À medida que a água descia as encostas das montanhas na região e depois ao longo do rio Fraser até Vancouver, sua destruição assumiu várias formas.
Na cidade de Merritt, um rio foi despejado na estação de tratamento de esgoto, forçando a evacuação de todos os 5.300 residentes. A torrente abriu um novo caminho para o rio através da cidade, derrubando uma ponte, varrendo uma casa móvel rio abaixo e deixando outra parcialmente submersa, enquanto destruía partes do sistema de água potável.

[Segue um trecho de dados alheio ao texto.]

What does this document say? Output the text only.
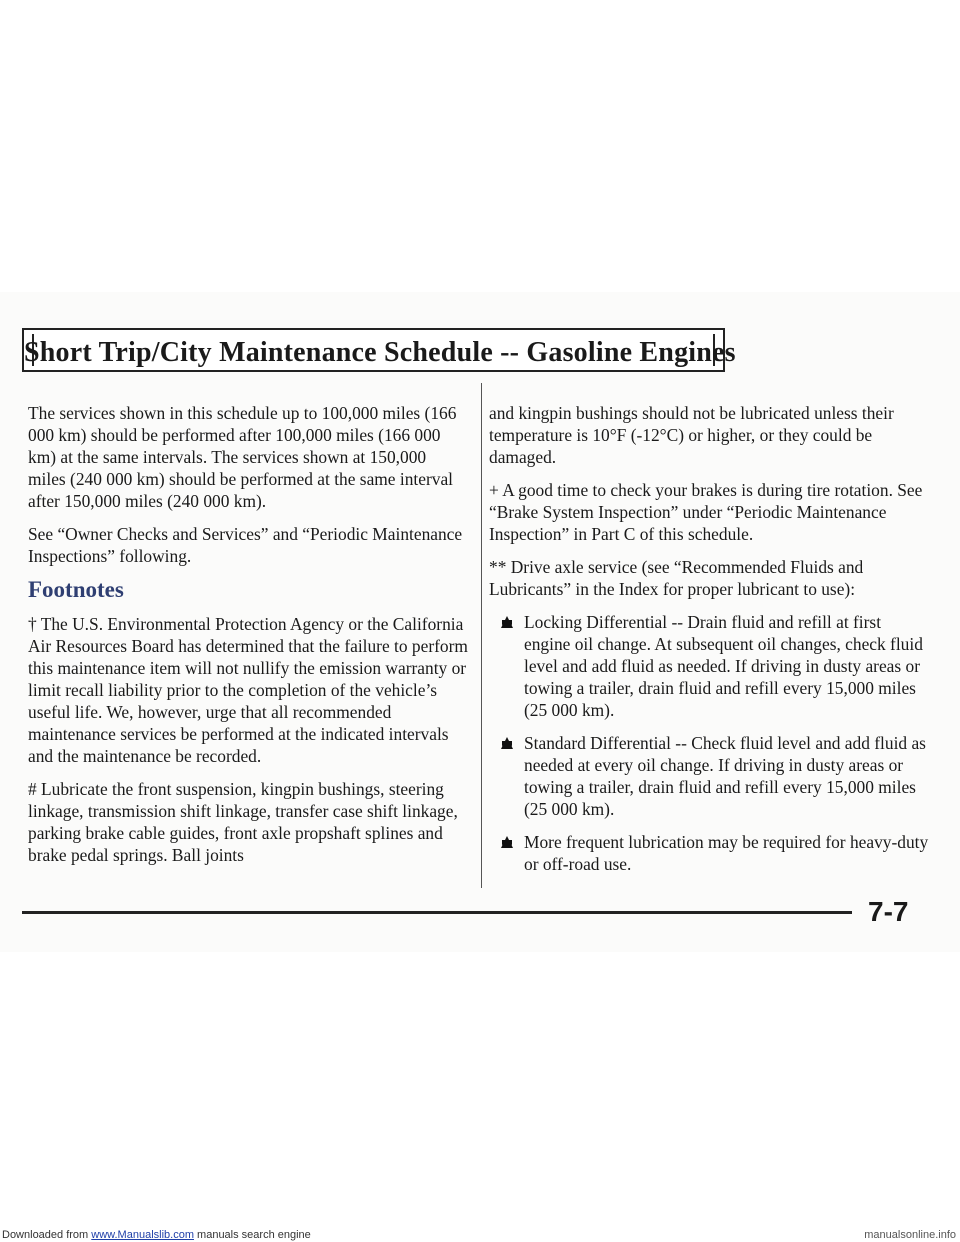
Short Trip/City Maintenance Schedule -- Gasoline Engines

The services shown in this schedule up to 100,000 miles (166 000 km) should be performed after 100,000 miles (166 000 km) at the same intervals. The services shown at 150,000 miles (240 000 km) should be performed at the same interval after 150,000 miles (240 000 km).

See “Owner Checks and Services” and “Periodic Maintenance Inspections” following.

Footnotes

† The U.S. Environmental Protection Agency or the California Air Resources Board has determined that the failure to perform this maintenance item will not nullify the emission warranty or limit recall liability prior to the completion of the vehicle’s useful life. We, however, urge that all recommended maintenance services be performed at the indicated intervals and the maintenance be recorded.

# Lubricate the front suspension, kingpin bushings, steering linkage, transmission shift linkage, transfer case shift linkage, parking brake cable guides, front axle propshaft splines and brake pedal springs. Ball joints

and kingpin bushings should not be lubricated unless their temperature is 10°F (-12°C) or higher, or they could be damaged.

+ A good time to check your brakes is during tire rotation. See “Brake System Inspection” under “Periodic Maintenance Inspection” in Part C of this schedule.

** Drive axle service (see “Recommended Fluids and Lubricants” in the Index for proper lubricant to use):

Locking Differential -- Drain fluid and refill at first engine oil change. At subsequent oil changes, check fluid level and add fluid as needed. If driving in dusty areas or towing a trailer, drain fluid and refill every 15,000 miles (25 000 km).
Standard Differential -- Check fluid level and add fluid as needed at every oil change. If driving in dusty areas or towing a trailer, drain fluid and refill every 15,000 miles (25 000 km).
More frequent lubrication may be required for heavy-duty or off-road use.
7-7
Downloaded from www.Manualslib.com manuals search engine	manualsonline.info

Grande parte das terras do rancho da vizinha Primeira Nação de Shackan foi consumida por um rio cheio. Não apenas a estrada para a área desapareceu, disse o chefe Arnold Lampreau, como o escoamento da primavera pode revelar novos perigos de enchentes.
O oleoduto Trans Mountain, que liga as areias de petróleo de Alberta a refinarias no estado de Washington e um porto no subúrbio de Vancouver, ficou com várias seções descobertas ou subaquáticas. Nenhum vazamento foi relatado, mas o operador do oleoduto o fechou, com esperança de reabrir pelo menos parcialmente esta semana.
Pilkington, o chefe de engenharia rodoviária, tem usado helicópteros para transportar equipamentos e trabalhadores para áreas inacessíveis que precisam ser reconstruídas.
As reparações temporárias em algumas das principais rodovias podem levar até o ano novo para ser concluído, disse ele. Mas os reparos de longo prazo serão guiados por uma nova abordagem: previsões climáticas, em vez de dados históricos, para determinar a altura das pontes, o tamanho dos bueiros e a capacidade dos sistemas de drenagem.
“Perceber agora que os dados históricos não são relevantes e que, se você confiar neles, estará sob o design o tempo todo – isso é algo interessante para os engenheiros que precisam entender”, disse ele.
Apesar da devastação, Princeton estava vivo com os esforços de limpeza na semana passada. Voluntários, muitas vezes de comunidades próximas, perambulavam em trajes descartáveis brancos, ajudando os residentes a remover eletrodomésticos encharcados, lama contaminada com esgoto e parede de gesso encharcada.
No meio da lama, um grupo de professores se deslocava para a cidade todos os dias e montava uma mesa com bandejas de sanduíches caseiros e assados, além de grandes potes de sopa para os voluntários da limpeza e residentes.
“Na primavera, com o segundo turno, você está esperando, está assistindo, mas, vamos, isso nunca acontece em novembro”, disse Denise Cook, que cresceu em Princeton e voltou como voluntária. “Eu nunca teria pensado que seria tão ruim quanto agora. É mau. Pessoas sentadas em casa assistindo isso, elas não têm ideia. ”
Vjosa Isai e Winston Choi-Schagrin contribuíram com a reportagem.